Jan
15
La justice toujours plus proche...

Quelle bonne blague. Je ne vous parle pas de la possibilité de rencontrer un conseiller à la Cour d'appel, ou de visiter les salles d'audience de la Cour de Cassation et sa Grand'Chambre notamment. ...Dès fois que vous pourriez croiser un conseiller à la Cour de Cassation...

Je ne plaisante pas. Déjà en province les cours d'appel à la moindre occasion sont séparées des TGI, on ne se mélange plus. L'ex-futur TGI de PARIS, exilé au bord du périphérique dans le projet actuel soumis à un recours juridictionnel, prévoit des coursives sécurisées pour que les juges ne puissent pas rencontrer par hasard le public ou un avocat. Les nouveaux tribunaux sont conçus dans le même esprit.
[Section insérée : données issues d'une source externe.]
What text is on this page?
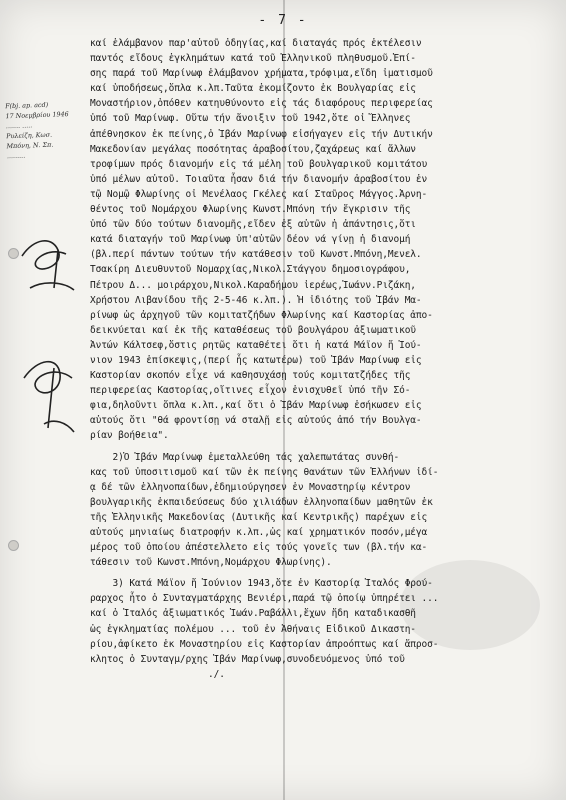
- 7 -
F(bj. ap. acd)
17 Νοεμβρίου 1946
....... .....
Ρυλείζη, Κωσ.
Μπόνη, Ν. Σπ.
.........
καί ἐλάμβανον παρ'αὐτοῦ ὁδηγίας,καί διαταγάς πρός ἐκτέλεσιν
παντός εἴδους ἐγκλημάτων κατά τοῦ Ἑλληνικοῦ πληθυσμοῦ.Ἐπί-
σης παρά τοῦ Μαρίνωφ ἐλάμβανον χρήματα,τρόφιμα,εἴδη ἱματισμοῦ
καί ὑποδήσεως,ὅπλα κ.λπ.Ταῦτα ἐκομίζοντο ἐκ Βουλγαρίας εἰς
Μοναστήριον,ὁπόθεν κατηυθύνοντο εἰς τάς διαφόρους περιφερείας
ὑπό τοῦ Μαρίνωφ. Οὕτω τήν ἄνοιξιν τοῦ 1942,ὅτε οἱ Ἕλληνες
ἀπέθνησκον ἐκ πείνης,ὁ Ἰβάν Μαρίνωφ εἰσήγαγεν εἰς τήν Δυτικήν
Μακεδονίαν μεγάλας ποσότητας ἀραβοσίτου,ζαχάρεως καί ἄλλων
τροφίμων πρός διανομήν εἰς τά μέλη τοῦ βουλγαρικοῦ κομιτάτου
ὑπό μέλων αὐτοῦ. Τοιαῦτα ἦσαν διά τήν διανομήν ἀραβοσίτου ἐν
τῷ Νομῷ Φλωρίνης οἱ Μενέλαος Γκέλες καί Σταῦρος Μάγγος.Ἀρνη-
θέντος τοῦ Νομάρχου Φλωρίνης Κωνστ.Μπόνη τήν ἔγκρισιν τῆς
ὑπό τῶν δύο τούτων διανομῆς,εἴδεν ἐξ αὐτῶν ἡ ἀπάντησις,ὅτι
κατά διαταγήν τοῦ Μαρίνωφ ὑπ'αὐτῶν δέον νά γίνῃ ἡ διανομή
(βλ.περί πάντων τούτων τήν κατάθεσιν τοῦ Κωνστ.Μπόνη,Μενελ.
Τσακίρη Διευθυντοῦ Νομαρχίας,Νικολ.Στάγγου δημοσιογράφου,
Πέτρου Δ... μοιράρχου,Νικολ.Καραδήμου ἱερέως,Ἰωάνν.Ριζάκη,
Χρήστου Λιβανίδου τῆς 2-5-46 κ.λπ.). Ἡ ἰδιότης τοῦ Ἰβάν Μα-
ρίνωφ ὡς ἀρχηγοῦ τῶν κομιτατζήδων Φλωρίνης καί Καστορίας ἀπο-
δεικνύεται καί ἐκ τῆς καταθέσεως τοῦ βουλγάρου ἀξιωματικοῦ
Ἀντών Κάλτσεφ,ὅστις ρητῶς καταθέτει ὅτι ἡ κατά Μάϊον ἤ Ἰού-
νιον 1943 ἐπίσκεψις,(περί ἧς κατωτέρω) τοῦ Ἰβάν Μαρίνωφ εἰς
Καστορίαν σκοπόν εἶχε νά καθησυχάσῃ τούς κομιτατζήδες τῆς
περιφερείας Καστορίας,οἵτινες εἶχον ἐνισχυθεῖ ὑπό τῆν Σό-
φια,δηλοῦντι ὅπλα κ.λπ.,καί ὅτι ὁ Ἰβάν Μαρίνωφ ἐσήκωσεν εἰς
αὐτούς ὅτι "θά φροντίσῃ νά σταλῇ εἰς αὐτούς ἀπό τήν Βουλγα-
ρίαν βοήθεια".
2)Ὁ Ἰβάν Μαρίνωφ ἐμεταλλεύθη τάς χαλεπωτάτας συνθή-
κας τοῦ ὑποσιτισμοῦ καί τῶν ἐκ πείνης θανάτων τῶν Ἑλλήνων ἰδί-
ᾳ δέ τῶν ἑλληνοπαίδων,ἐδημιούργησεν ἐν Μοναστηρίῳ κέντρον
βουλγαρικῆς ἐκπαιδεύσεως δύο χιλιάδων ἑλληνοπαίδων μαθητῶν ἐκ
τῆς Ἑλληνικῆς Μακεδονίας (Δυτικῆς καί Κεντρικῆς) παρέχων εἰς
αὐτούς μηνιαίως διατροφήν κ.λπ.,ὡς καί χρηματικόν ποσόν,μέγα
μέρος τοῦ ὁποίου ἀπέστελλετο εἰς τούς γονεῖς των (βλ.τήν κα-
τάθεσιν τοῦ Κωνστ.Μπόνη,Νομάρχου Φλωρίνης).
3) Κατά Μάϊον ἤ Ἰούνιον 1943,ὅτε ἐν Καστορίᾳ Ἰταλός Φρού-
ραρχος ἦτο ὁ Συνταγματάρχης Βενιέρι,παρά τῷ ὁποίῳ ὑπηρέτει ...
καί ὁ Ἰταλός ἀξιωματικός Ἰωάν.Ραβάλλι,ἔχων ἤδη καταδικασθῆ
ὡς ἐγκληματίας πολέμου ... τοῦ ἐν Ἀθήναις Εἰδικοῦ Δικαστη-
ρίου,ἀφίκετο ἐκ Μοναστηρίου εἰς Καστορίαν ἀπροόπτως καί ἄπροσ-
κλητος ὁ Συνταγμ/ρχης Ἰβάν Μαρίνωφ,συνοδευόμενος ὑπό τοῦ
./.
Hier j'ai voulu déposer une requête auprès du JEX à Paris. Comme me disait un confrère quand j'ai prêté serment : « Il faut avoir de la mémoire et une bonne santé ». Me rappelant que le bureau d'accueil du JEX avait été transféré dans les locaux du doyen des juges d'instruction qui lui-même a été déplacé un peu plus loin dans la même galerie du deuxième étage donnant sur la cour de la Sainte Chapelle, je prends l'ascenseur sous le porche qui même à cette cour lorsque l'on arrive par la cour de Mai. Le panneau au rez-de-chaussée m'indique que j'ai raison. Pas de chance : arrivé sur le pallier, je trouve deux portes battantes fermées qu'il faut ouvrir avec un badge spécial. Je redescends en croissant plusieurs personnes qui cherchent comment rejoindre l'accueil du JEX ou accéder à tel bureau qui se trouve dans cette aile cloisonnée de toute part de portes-cerbères. Retour au rez-de-Chaussée et je découvre face à la descente d'escalier et donc invisible lorsque vous montez un panneau format A4 indiquant qu'il faut rejoindre le JEX par la galerie du rez-de-chaussée. Là commence le jeu de piste. Arrivé au bout de la galerie qui se transforme en couloir il y a un cul-de-sac et un couloir à droite qui même au plateau des chambres correctionnelles du rez-de-chaussée. Je retrouve dans la pénombre justifiée par les économies d'énergie un fléchage, je traverse le « plateau » et trouve d'autres flèches qui me conduisent au-delà, au pied de l'escalier dérobé ( vous vous rendez compte ! En plein Palais de Justice...) qui conduit au bureau du régisseur du TGI. Deux volées de marches et je réintègre le deuxième étage pour y trouver un peu plus loin le bureau du doyen des juges d'instruction. En poursuivant mon chemin je traverse à peu près encore un tiers du Palais pour trouver le fameux bureau d'accueil du JEX ! Je mets au défi un justiciable lambda de le trouver. Meilleur test pour votre sens de l'orientation : Essayez de déposer un référé Premier Président de la Cour d'Appel en suspension d'exécution provisoire. Là ce n'est pas fléché du tout.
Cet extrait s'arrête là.